Following a brief vacation, Chinese pianist Yuja Wang gets back to work this week. She’ll bring two Bartok piano concertos to Rochester, New York: the First Concerto tomorrow night, and the Third on Saturday, with the Rochester Philharmonic Orchestra.
Recently, I ran across her spectacular performance of another twentieth century masterwork: Sergei Prokofiev’s Piano Concerto No. 3. The clip below features Wang’s performance with Claudio Abbado (her frequent collaborator) at the 2009 Lucerne Festival. In this interview, conducted shortly after Abbado’s death in 2014, Yuja Wang shares an anecdote about Abbado’s detailed insights into the Prokofiev Third.
Prokofiev completed this concerto in 1921 and performed the premiere the same year with the Chicago Symphony. A 1932 recording with the London Symphony Orchestra is the only existing recording of Prokofiev performing one of his own concertos. There’s a mercurial quality to this music which always keeps us off guard. In the opening of the first movement, the piano enters with an exuberant, playful splash of sound. The piano and orchestra dance as equal partners throughout. Later in the movement, we find ourselves back where we started, with a return of the simultaneously sensuous and lamenting opening theme. A few moments later, the music takes a sudden turn into the kind of haunting, magical, and otherworldly landscape unique to Prokofiev. Something similar, but more prolonged, happens at the end of the First Violin Concerto as violin and orchestra dissolve into these dreamy, technicolor final bars.

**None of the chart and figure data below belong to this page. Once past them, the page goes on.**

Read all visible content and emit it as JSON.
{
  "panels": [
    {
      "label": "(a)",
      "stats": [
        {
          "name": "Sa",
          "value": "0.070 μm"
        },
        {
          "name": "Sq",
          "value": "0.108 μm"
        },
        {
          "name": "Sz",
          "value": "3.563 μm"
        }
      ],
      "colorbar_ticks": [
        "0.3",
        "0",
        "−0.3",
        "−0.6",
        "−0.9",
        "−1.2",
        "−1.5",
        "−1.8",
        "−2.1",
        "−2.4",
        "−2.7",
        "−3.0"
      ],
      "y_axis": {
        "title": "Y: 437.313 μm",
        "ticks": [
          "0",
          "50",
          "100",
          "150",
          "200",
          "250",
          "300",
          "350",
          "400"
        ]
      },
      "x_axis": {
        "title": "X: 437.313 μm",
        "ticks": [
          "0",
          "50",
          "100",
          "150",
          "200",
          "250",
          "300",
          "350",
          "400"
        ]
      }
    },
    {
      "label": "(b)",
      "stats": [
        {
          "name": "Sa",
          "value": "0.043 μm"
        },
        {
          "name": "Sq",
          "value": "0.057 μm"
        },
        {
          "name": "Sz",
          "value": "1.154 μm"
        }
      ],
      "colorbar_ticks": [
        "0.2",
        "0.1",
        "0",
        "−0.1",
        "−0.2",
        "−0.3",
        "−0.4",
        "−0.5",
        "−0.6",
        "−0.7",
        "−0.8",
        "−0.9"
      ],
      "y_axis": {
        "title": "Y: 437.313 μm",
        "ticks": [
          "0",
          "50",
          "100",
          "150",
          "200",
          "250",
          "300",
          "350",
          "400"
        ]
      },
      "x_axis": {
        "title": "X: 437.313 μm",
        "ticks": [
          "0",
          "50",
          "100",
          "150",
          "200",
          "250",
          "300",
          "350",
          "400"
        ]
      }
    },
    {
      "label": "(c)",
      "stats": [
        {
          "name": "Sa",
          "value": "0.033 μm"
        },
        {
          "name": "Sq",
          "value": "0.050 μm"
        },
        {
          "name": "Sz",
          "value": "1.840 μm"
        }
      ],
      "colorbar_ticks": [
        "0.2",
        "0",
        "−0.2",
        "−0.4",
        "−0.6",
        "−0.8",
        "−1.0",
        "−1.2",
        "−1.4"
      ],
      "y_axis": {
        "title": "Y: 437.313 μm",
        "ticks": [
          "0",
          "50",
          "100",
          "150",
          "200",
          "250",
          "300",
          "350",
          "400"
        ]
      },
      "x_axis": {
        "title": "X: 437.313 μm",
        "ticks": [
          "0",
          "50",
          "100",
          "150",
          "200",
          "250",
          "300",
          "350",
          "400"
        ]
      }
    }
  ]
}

The second movement features a series of variations on a quirky, perhaps even sarcastic gavotte. (You might be reminded of the third movement of the “Classical” Symphony). I love the way this theme takes a few surprising harmonic turns before arriving back home. As the variations unfold, multiple personalities emerge throughout the orchestra. Listen to the humor in this passage, where clumsy, slightly ferocious jollity gives way to a brief, innocent interjection by the woodwinds. This is followed by the haunting mystery and lonely horn calls of the following variation. Who would have thought that this simple, seemingly well behaved gavotte could generate this much aggressive energy (notice the John Adamsesque pulses in the woodwinds) before slyly returning to its well-behaved opening, as if nothing happened?
Prokofiev described the third movement as an “argument” between soloist and orchestra. You can hear some of this musical yin and yang in this passage, where a soaringly romantic theme is followed by this bizarre and indifferent response in the piano. Both worlds come together a few moments later in this dreamlike passage.